Dans le cas de la Colombie, différentes facettes historiques de l'accordéon convergent vers son arrivée et sa popularisation. Dans le documentaire L'accordéon du diableréalisé par Stefan Schwietert, dépeint la musique de Vallenata. Le début séduisant du documentaire est marqué par la narration de l'accordéoniste Francisco Pacho Rada, 93 ans : "Mon histoire commence par un naufrage. C'était un bateau allemand. Il était rempli d'accordéons. Il se dirigeait vers l'Argentine et s'est échoué sur notre côte. C'est ainsi que l'accordéon est arrivé dans notre pays" (Schwietert, 2000). D'autres légendes racontent que l'arrivée de l'instrument remonte à plusieurs années. Quoi qu'il en soit, les premiers accordéons sont probablement arrivés sur la côte caraïbe colombienne à la fin des années 1860, mais ne sont devenus plus accessibles qu'à partir des années 1910 (Bermúdez, 2012). À partir des principales villes portuaires, il s'est rapidement répandu le long du fleuve Magdalena, au-delà des régions côtières. Objet de contrebande très recherché, l'accordéon a commencé à remplacer la gaita indigène, une flûte à conduit en roseau, dont il était capable de reproduire les caractéristiques sonores. L'accordéon à trois rangées de douze boutons de basse était déjà d'usage courant en 1945, lorsque la musique vallenato a pris son essor. La Colombie continue d'importer ces modèles d'Allemagne, bien qu'à leur arrivée, ils doivent être entièrement accordés pour s'adapter à l'esthétique du son local.

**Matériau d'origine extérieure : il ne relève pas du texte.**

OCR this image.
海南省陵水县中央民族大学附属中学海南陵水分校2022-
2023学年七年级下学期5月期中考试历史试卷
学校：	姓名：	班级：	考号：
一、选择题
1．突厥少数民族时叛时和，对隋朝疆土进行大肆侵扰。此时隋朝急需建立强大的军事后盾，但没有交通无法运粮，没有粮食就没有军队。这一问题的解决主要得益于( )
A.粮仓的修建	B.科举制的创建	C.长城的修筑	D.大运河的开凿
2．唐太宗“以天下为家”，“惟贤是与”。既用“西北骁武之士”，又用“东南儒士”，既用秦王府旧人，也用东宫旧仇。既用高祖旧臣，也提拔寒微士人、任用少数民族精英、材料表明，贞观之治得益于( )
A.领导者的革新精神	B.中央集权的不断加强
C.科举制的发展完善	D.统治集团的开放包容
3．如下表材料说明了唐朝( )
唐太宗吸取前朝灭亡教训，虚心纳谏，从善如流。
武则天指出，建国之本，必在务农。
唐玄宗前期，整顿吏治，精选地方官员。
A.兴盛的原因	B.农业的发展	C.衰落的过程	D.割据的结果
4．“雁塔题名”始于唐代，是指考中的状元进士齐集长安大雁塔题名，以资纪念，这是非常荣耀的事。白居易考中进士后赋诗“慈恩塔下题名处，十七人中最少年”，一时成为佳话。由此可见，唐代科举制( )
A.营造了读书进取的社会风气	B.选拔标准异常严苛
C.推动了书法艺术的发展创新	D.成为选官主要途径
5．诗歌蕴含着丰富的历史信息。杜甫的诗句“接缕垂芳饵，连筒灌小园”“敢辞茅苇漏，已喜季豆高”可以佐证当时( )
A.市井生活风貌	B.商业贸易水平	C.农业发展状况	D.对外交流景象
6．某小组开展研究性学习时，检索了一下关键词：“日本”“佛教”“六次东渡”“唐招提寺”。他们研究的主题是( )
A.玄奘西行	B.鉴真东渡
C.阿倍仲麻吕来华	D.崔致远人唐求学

L'un des principaux exportateurs européens d'harmonicas sur la scène internationale était et est toujours la société Hohner. Fondée à Trossingen en 1857 par Matthias Hohner, elle est réputée dans le monde entier pour la qualité de ses harmonicas. Toutefois, ce n'est qu'en 1903 que la société a commencé à produire des accordéons à boutons, dans l'intention de se lancer dans l'exportation.25 L'un des fils de Hohner s'installe à New York pour ouvrir un magasin et lancer une campagne publicitaire agressive à destination du Canada et du Mexique prérévolutionnaire. En 1913, la succursale de Toronto domine déjà 68% le marché canadien de l'harmonica. L'objectif de Hohner est d'imiter ce succès au Mexique, qu'il considère comme une porte d'entrée cruciale vers les marchés d'Amérique centrale et d'Amérique du Sud. Un représentant de Hohner ouvre une succursale au Mexique en 1908. Le magasin ferma au bout de trois ans en raison de l'éclatement de la révolution, ce qui obligea Hohner à revoir temporairement son plan d'expansion. De ce Mexique violent, le représentant de Hohner écrit à New York en 1913 : "En dépit de toutes les révolutions, ce pays deviendra sans aucun doute l'une des meilleures zones de distribution... Je souhaite seulement que l'oncle Sam annexe toute la république" (Berghoff, 2006 : 157).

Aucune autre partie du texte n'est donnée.